Menteri Perindustrian Agus Gumiwang Kartasasmita menyampaikan, lonjakan PMI manufaktur Indonesia tersebut memperlihatkan kepercayaan pelaku industri yang semakin tinggi dalam menjalankan usahanya dan bukti ketahanan industri manufaktur dalam negeri di tengah dinamika politik dan ekonomi nasional maupun global.
"Kami menyambut baik laporan PMI manufaktur bulan Agustus ini yang menunjukkan adanya pemulihan kinerja manufaktur nasional. Peningkatan ini didorong oleh bertambahnya pesanan baru, baik itu dari pasar domestik maupun ekspor, serta juga meningkatnya aktivitas pada produksi," kata Menperin dalam keterangannya di Jakarta, Senin (1/8).

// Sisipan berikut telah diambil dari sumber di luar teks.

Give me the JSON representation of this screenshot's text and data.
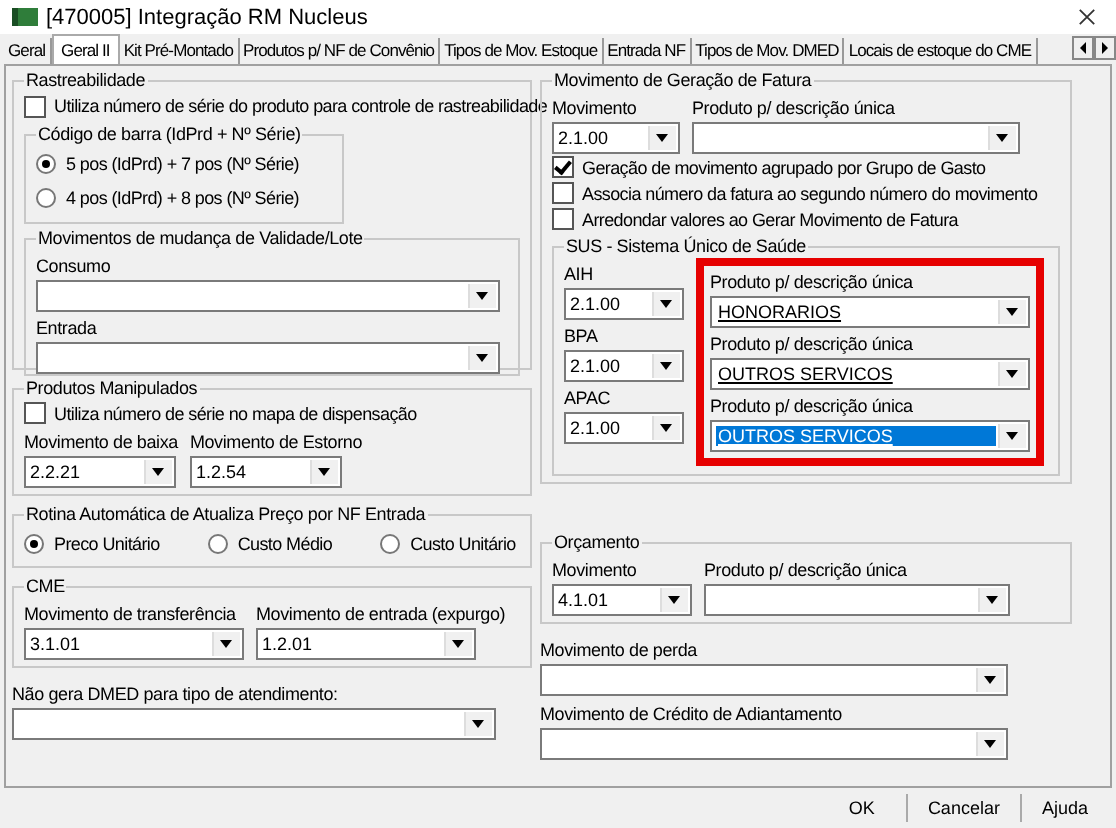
{
  "window": {
    "title": "[470005]  Integração RM Nucleus"
  },
  "tabs": [
    {
      "label": "Geral",
      "selected": false
    },
    {
      "label": "Geral II",
      "selected": true
    },
    {
      "label": "Kit Pré-Montado",
      "selected": false
    },
    {
      "label": "Produtos p/ NF de Convênio",
      "selected": false
    },
    {
      "label": "Tipos de Mov. Estoque",
      "selected": false
    },
    {
      "label": "Entrada NF",
      "selected": false
    },
    {
      "label": "Tipos de Mov. DMED",
      "selected": false
    },
    {
      "label": "Locais de estoque do CME",
      "selected": false
    }
  ],
  "rastreabilidade": {
    "title": "Rastreabilidade",
    "checkbox": {
      "label": "Utiliza número de série do produto para controle de rastreabilidade",
      "checked": false
    },
    "barcode": {
      "title": "Código de barra (IdPrd + Nº Série)",
      "options": [
        {
          "label": "5 pos (IdPrd) + 7 pos (Nº Série)",
          "selected": true
        },
        {
          "label": "4 pos (IdPrd) + 8 pos (Nº Série)",
          "selected": false
        }
      ]
    },
    "validade": {
      "title": "Movimentos de mudança de Validade/Lote",
      "fields": [
        {
          "label": "Consumo"
        },
        {
          "label": "Entrada"
        }
      ]
    }
  },
  "manipulados": {
    "title": "Produtos Manipulados",
    "checkbox": {
      "label": "Utiliza número de série no mapa de dispensação",
      "checked": false
    },
    "fields": [
      {
        "label": "Movimento de baixa",
        "value": "2.2.21"
      },
      {
        "label": "Movimento de Estorno",
        "value": "1.2.54"
      }
    ]
  },
  "rotina": {
    "title": "Rotina Automática de Atualiza Preço por NF Entrada",
    "options": [
      {
        "label": "Preco Unitário",
        "selected": true
      },
      {
        "label": "Custo Médio",
        "selected": false
      },
      {
        "label": "Custo Unitário",
        "selected": false
      }
    ]
  },
  "cme": {
    "title": "CME",
    "fields": [
      {
        "label": "Movimento de transferência",
        "value": "3.1.01"
      },
      {
        "label": "Movimento de entrada (expurgo)",
        "value": "1.2.01"
      }
    ]
  },
  "dmed": {
    "label": "Não gera DMED para tipo de atendimento:"
  },
  "fatura": {
    "title": "Movimento de Geração de Fatura",
    "fields": [
      {
        "label": "Movimento",
        "value": "2.1.00"
      },
      {
        "label": "Produto p/ descrição única"
      }
    ],
    "checkboxes": [
      {
        "label": "Geração de movimento agrupado por Grupo de Gasto",
        "checked": true
      },
      {
        "label": "Associa número da fatura ao segundo número do movimento",
        "checked": false
      },
      {
        "label": "Arredondar valores ao Gerar Movimento de Fatura",
        "checked": false
      }
    ],
    "sus": {
      "title": "SUS - Sistema Único de Saúde",
      "rows": [
        {
          "label": "AIH",
          "value": "2.1.00",
          "product_label": "Produto p/ descrição única",
          "product_value": "HONORARIOS",
          "selected": false
        },
        {
          "label": "BPA",
          "value": "2.1.00",
          "product_label": "Produto p/ descrição única",
          "product_value": "OUTROS SERVICOS",
          "selected": false
        },
        {
          "label": "APAC",
          "value": "2.1.00",
          "product_label": "Produto p/ descrição única",
          "product_value": "OUTROS SERVICOS",
          "selected": true
        }
      ]
    }
  },
  "orcamento": {
    "title": "Orçamento",
    "fields": [
      {
        "label": "Movimento",
        "value": "4.1.01"
      },
      {
        "label": "Produto p/ descrição única"
      }
    ]
  },
  "perda": {
    "label": "Movimento de perda"
  },
  "credito": {
    "label": "Movimento de Crédito de Adiantamento"
  },
  "buttons": [
    "OK",
    "Cancelar",
    "Ajuda"
  ]
}
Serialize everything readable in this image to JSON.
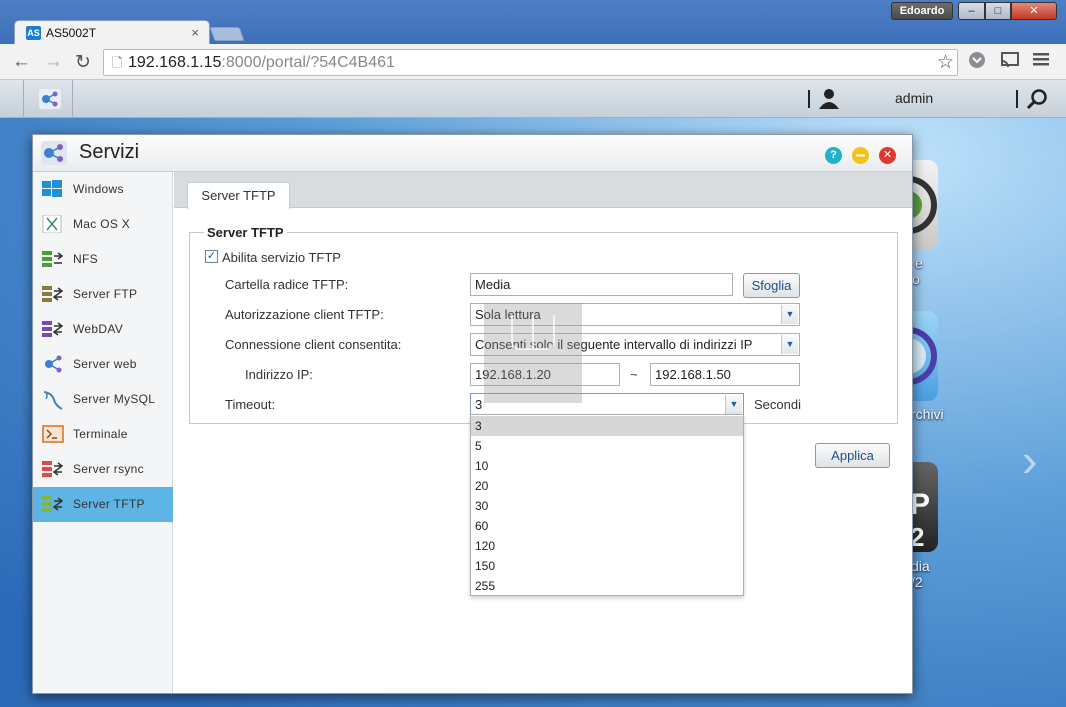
{
  "os": {
    "user_badge": "Edoardo",
    "min_glyph": "–",
    "max_glyph": "□",
    "close_glyph": "✕"
  },
  "browser": {
    "tab_favicon": "AS",
    "tab_title": "AS5002T",
    "tab_close": "×",
    "url_host": "192.168.1.15",
    "url_rest": ":8000/portal/?54C4B461"
  },
  "adm": {
    "user": "admin"
  },
  "desktop": {
    "labels": [
      "e",
      "o",
      "rchivi",
      "dia",
      "/2"
    ]
  },
  "window": {
    "title": "Servizi",
    "help_glyph": "?",
    "close_glyph": "✕",
    "sidebar": [
      {
        "label": "Windows"
      },
      {
        "label": "Mac OS X"
      },
      {
        "label": "NFS"
      },
      {
        "label": "Server FTP"
      },
      {
        "label": "WebDAV"
      },
      {
        "label": "Server web"
      },
      {
        "label": "Server MySQL"
      },
      {
        "label": "Terminale"
      },
      {
        "label": "Server rsync"
      },
      {
        "label": "Server TFTP"
      }
    ],
    "active_index": 9,
    "tab": "Server TFTP",
    "group_title": "Server TFTP",
    "enable_label": "Abilita servizio TFTP",
    "enable_checked": true,
    "root_label": "Cartella radice TFTP:",
    "root_value": "Media",
    "browse_button": "Sfoglia",
    "auth_label": "Autorizzazione client TFTP:",
    "auth_value": "Sola lettura",
    "conn_label": "Connessione client consentita:",
    "conn_value": "Consenti solo il seguente intervallo di indirizzi IP",
    "ip_label": "Indirizzo IP:",
    "ip_from": "192.168.1.20",
    "ip_sep": "~",
    "ip_to": "192.168.1.50",
    "timeout_label": "Timeout:",
    "timeout_value": "3",
    "timeout_unit": "Secondi",
    "timeout_options": [
      "3",
      "5",
      "10",
      "20",
      "30",
      "60",
      "120",
      "150",
      "255"
    ],
    "apply_button": "Applica"
  },
  "colors": {
    "sidebar_active": "#5fb4e6",
    "help": "#1fb2c9",
    "minimize": "#f3c21a",
    "close": "#e2392f"
  }
}
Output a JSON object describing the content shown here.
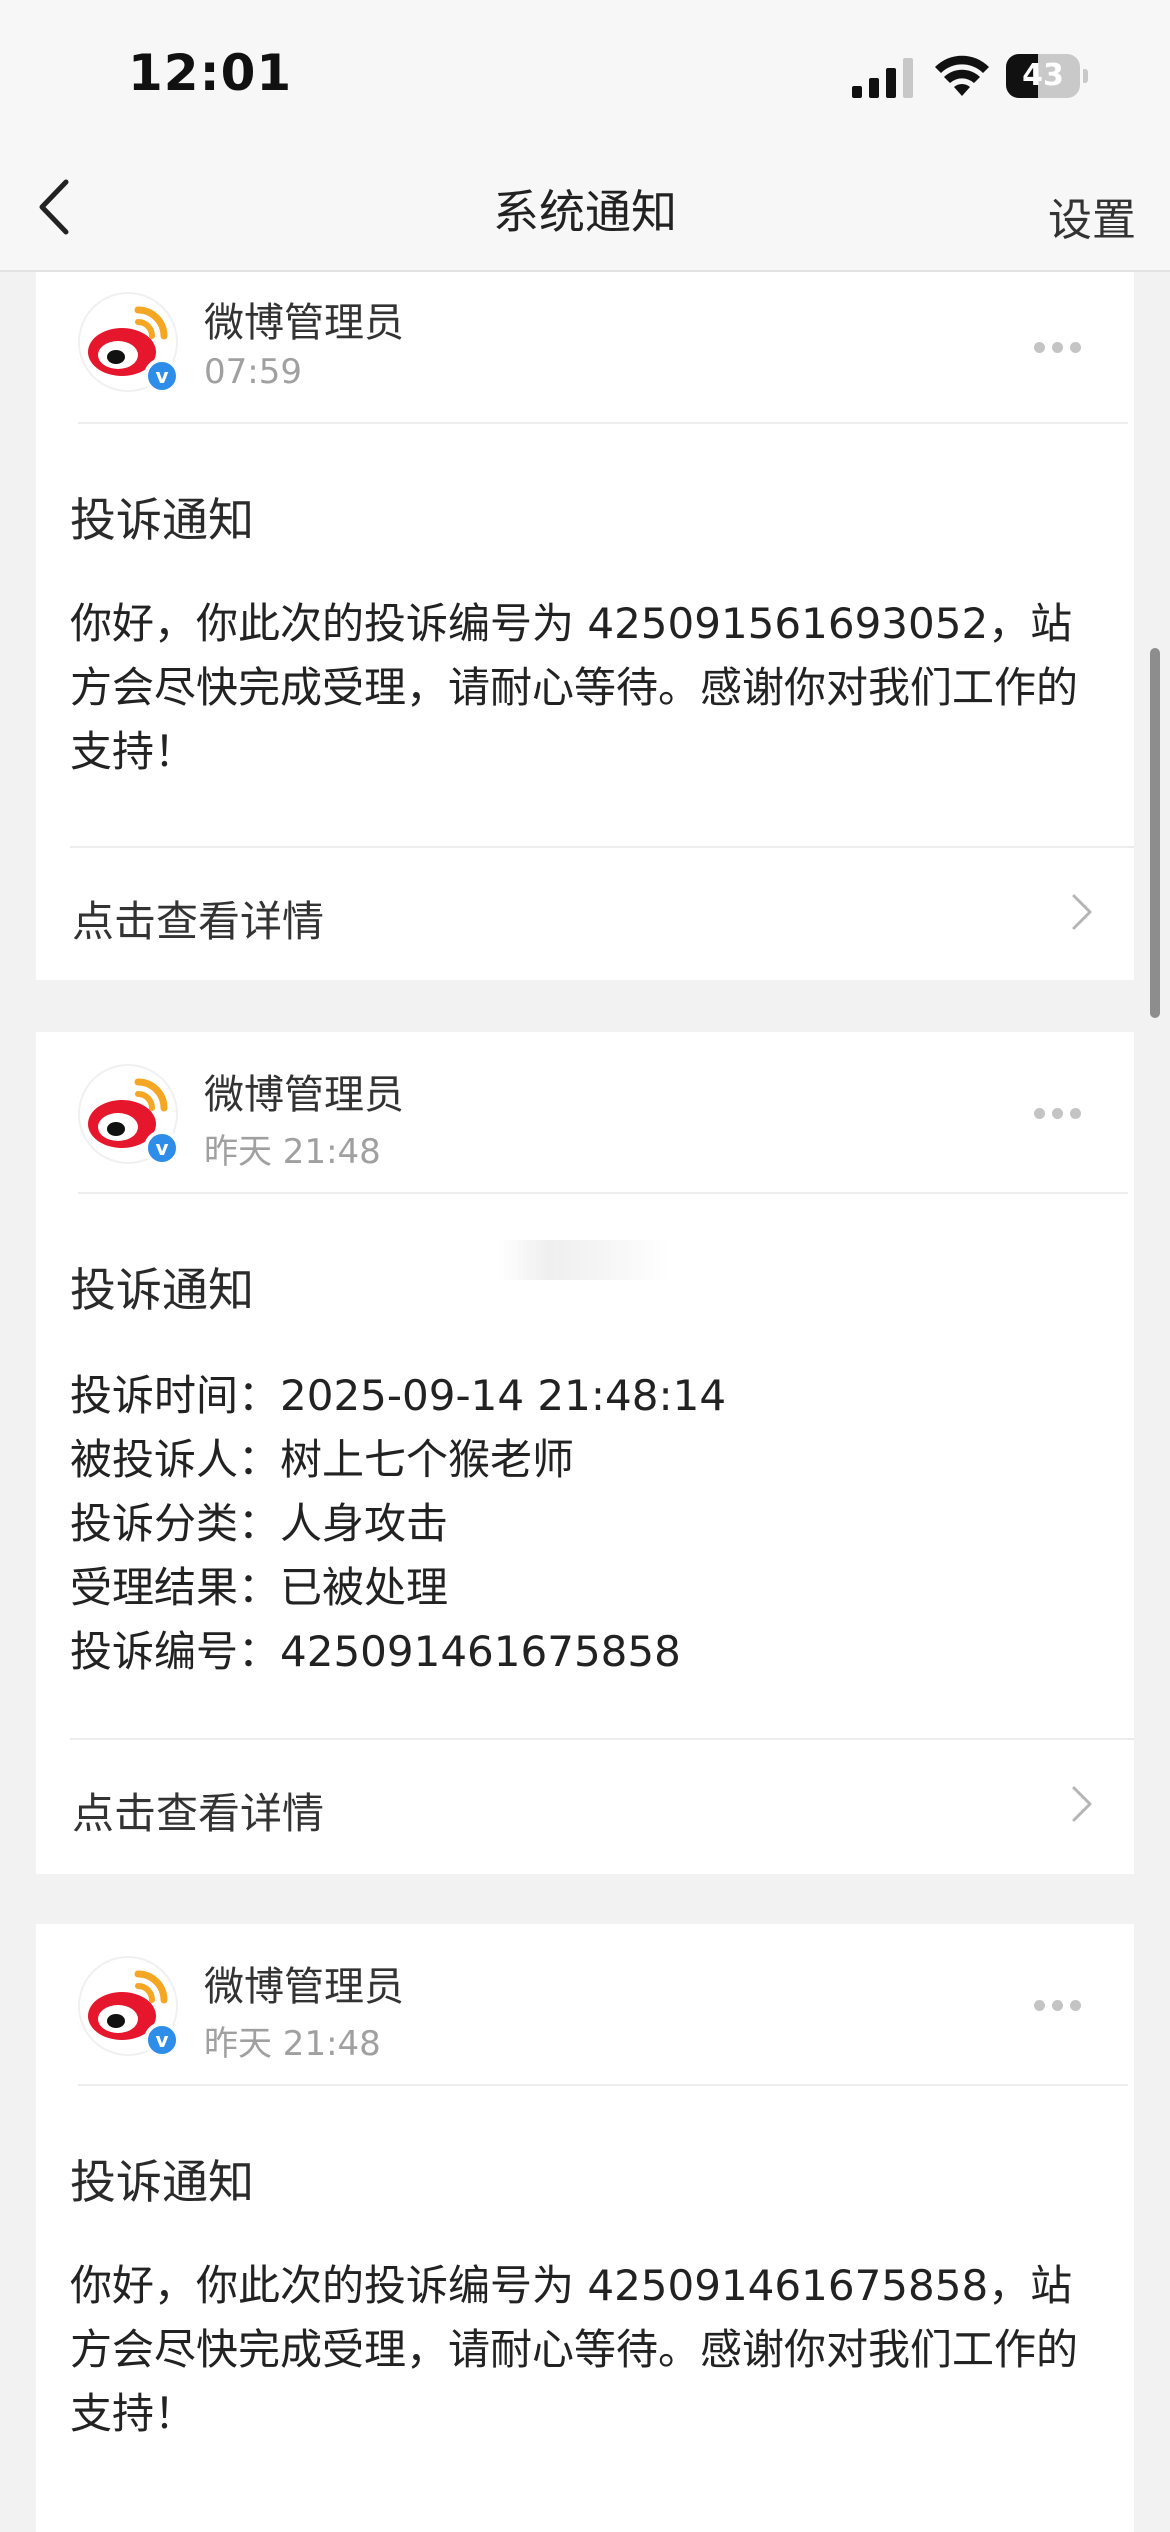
{
  "status_bar": {
    "time": "12:01",
    "battery_level": "43",
    "battery_fraction": 0.43
  },
  "nav": {
    "title": "系统通知",
    "settings_label": "设置"
  },
  "icons": {
    "back": "chevron-left-icon",
    "more": "more-dots-icon",
    "detail": "chevron-right-icon",
    "avatar": "weibo-logo-icon",
    "verified": "verified-badge-icon"
  },
  "colors": {
    "weibo_red": "#e6162d",
    "weibo_orange": "#f5a623",
    "verified_blue": "#2e8de8",
    "page_bg": "#f2f2f2"
  },
  "notifications": [
    {
      "sender": "微博管理员",
      "time": "07:59",
      "title": "投诉通知",
      "body": "你好，你此次的投诉编号为 425091561693052，站方会尽快完成受理，请耐心等待。感谢你对我们工作的支持！",
      "detail_link": "点击查看详情"
    },
    {
      "sender": "微博管理员",
      "time": "昨天 21:48",
      "title": "投诉通知",
      "details": [
        "投诉时间：2025-09-14 21:48:14",
        "被投诉人：树上七个猴老师",
        "投诉分类：人身攻击",
        "受理结果：已被处理",
        "投诉编号：425091461675858"
      ],
      "detail_link": "点击查看详情"
    },
    {
      "sender": "微博管理员",
      "time": "昨天 21:48",
      "title": "投诉通知",
      "body": "你好，你此次的投诉编号为 425091461675858，站方会尽快完成受理，请耐心等待。感谢你对我们工作的支持！"
    }
  ]
}
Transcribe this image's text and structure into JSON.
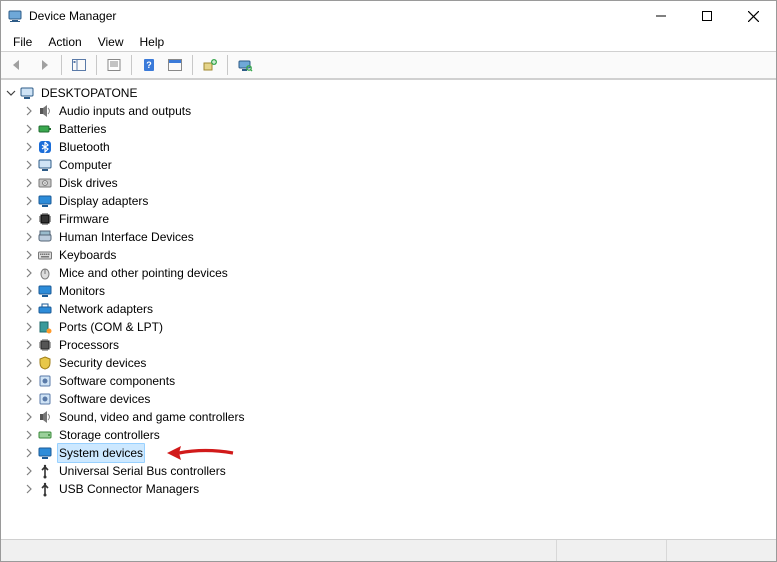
{
  "window": {
    "title": "Device Manager"
  },
  "menu": {
    "file": "File",
    "action": "Action",
    "view": "View",
    "help": "Help"
  },
  "tree": {
    "root": {
      "label": "DESKTOPATONE",
      "expanded": true
    },
    "items": [
      {
        "label": "Audio inputs and outputs",
        "icon": "speaker"
      },
      {
        "label": "Batteries",
        "icon": "battery"
      },
      {
        "label": "Bluetooth",
        "icon": "bluetooth"
      },
      {
        "label": "Computer",
        "icon": "monitor"
      },
      {
        "label": "Disk drives",
        "icon": "disk"
      },
      {
        "label": "Display adapters",
        "icon": "monitor-blue"
      },
      {
        "label": "Firmware",
        "icon": "chip-dark"
      },
      {
        "label": "Human Interface Devices",
        "icon": "hid"
      },
      {
        "label": "Keyboards",
        "icon": "keyboard"
      },
      {
        "label": "Mice and other pointing devices",
        "icon": "mouse"
      },
      {
        "label": "Monitors",
        "icon": "monitor-blue"
      },
      {
        "label": "Network adapters",
        "icon": "network"
      },
      {
        "label": "Ports (COM & LPT)",
        "icon": "port"
      },
      {
        "label": "Processors",
        "icon": "chip"
      },
      {
        "label": "Security devices",
        "icon": "shield"
      },
      {
        "label": "Software components",
        "icon": "software"
      },
      {
        "label": "Software devices",
        "icon": "software"
      },
      {
        "label": "Sound, video and game controllers",
        "icon": "speaker"
      },
      {
        "label": "Storage controllers",
        "icon": "storage"
      },
      {
        "label": "System devices",
        "icon": "system",
        "selected": true
      },
      {
        "label": "Universal Serial Bus controllers",
        "icon": "usb"
      },
      {
        "label": "USB Connector Managers",
        "icon": "usb"
      }
    ]
  },
  "annotation": {
    "arrow_points_at": "System devices"
  },
  "colors": {
    "selection_bg": "#cce8ff",
    "selection_border": "#99d1ff",
    "toolbar_border": "#d0d0d0",
    "arrow": "#d11a1a"
  }
}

Menurut Menperin, sektor manufaktur berbeda dengan sektor lain karena memiliki ekosistem yang luas dan sensitif. Manufaktur melibatkan banyak kegiatan, mulai dari forward linkages, backward linkages, investasi, UMR, bahan baku, logistik, hingga sumber daya energi. Semua rantai ini harus dijaga agar optimisme tetap tumbuh, jelasnya.
PMI manufaktur Indonesia pada Agustus 2025 mampu melampaui PMI manufaktur Prancis (49,9), Jerman (49,9), Jepang (49,9), Myanmar (50,4), Filipina (50,8), Korea Selatan (48,3), Taiwan (47,4), Inggris (47,3), dan China (50.5).